= Change detection and notification =

Automated reporting of web page changes

Change detection and notification (CDN) is the automatic detection of changes made to World Wide Web pages and notification to interested users by email or other means.

Whereas search engines are designed to find web pages, CDN systems are designed to monitor changes to web pages. Before change detection and notification, it was necessary for users to manually check for web page changes, either by revisiting web sites or periodically searching again. Efficient and effective change detection and notification is hampered by the fact that most servers do not accurately track content changes through Last-Modified or ETag web-server headers. In 2019 a comprehensive analysis regarding CDN systems was published.

==History==
In 1996, NetMind developed the first change detection and notification tool, known as Mind-it, which ran for six years. This spawned new services such as ChangeDetection (1999), ChangeDetect (2002), Google Alerts (2003), and Versionista (2007) which was used by the John McCain 2008 presidential campaign in the race for the 2008 United States presidential election. Historically, change polling has been done either by a server which sent email notifications or a desktop program which audibly alerted the user to a change. Change alerting is also possible directly to mobile devices and through push notifications, webhooks and HTTP callbacks for application integration.

Monitoring options vary by service or product and range from monitoring a single web page at a time to entire web sites. What is actually monitored also varies by service or product with the possibilities of monitoring text, links, documents, scripts, images or screen shots.

With the notable exception of Google's patent filings related to Google Alerts, intellectual property activity by change detection and notification vendors is minimal. No one vendor has successfully leveraged exclusive rights to change detection and notification technology through patents or other legal means. This has resulted in significant functional overlap between products and services.

==Architectural approaches==
Change detection and notification services can be categorized by the software architecture they use. Three principal approaches can be distinguished:

=== Server based ===
A server polls content, tracks changes and logs data, sending alerts in the form of email notifications, webhooks, RSS. Typically, an associated website with a configuration is managed by the user.

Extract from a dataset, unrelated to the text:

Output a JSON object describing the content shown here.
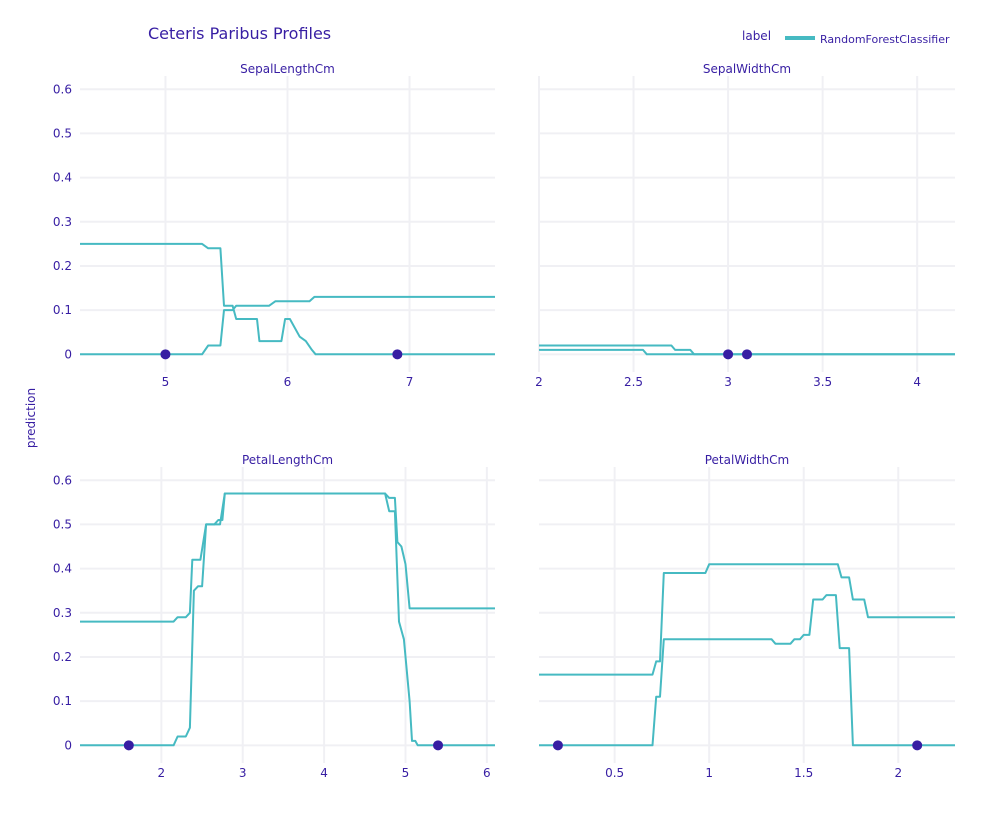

Some services also have a mobile device application which connects to a cloud server and provides alerts to the mobile device.

=== Self-hosted based ===
A relatively newer approach, which lies between server-based and client-based is to use self-hosting, where the software which would normally run on a separate server runs on your own hardware locally, generally means that the software provides a miniature web server with a browser interface instead of a classic graphical user interface provided by an application.

=== Client based ===
A local client application with a graphical user interface polls content, tracks changes and logs data. Client applications can be browser extensions, mobile apps or programs.

==Considerations==
Some web pages change regularly, due to the inclusion of adverts or feeds in the presented page. This can trigger false-positives in the change-detection, since users are often only interested in changes to the main content. Some approaches to mitigate this issue exist.

- Create a metric of difference between two versions of a page (calculated for example from change in total size, changes in HTML file, or changes in the DOM tree) and ignore changes below some threshold. The threshold may be set by the user, or estimated automatically by comparing some early versions of the page.
- Content extraction. For popular sites, or sites running popular software, content may be actively separated from chaff by selecting a sub-tree of the DOM, for example using XPath. Another typical method is the use of regular expressions to extract only the text the user is interested in.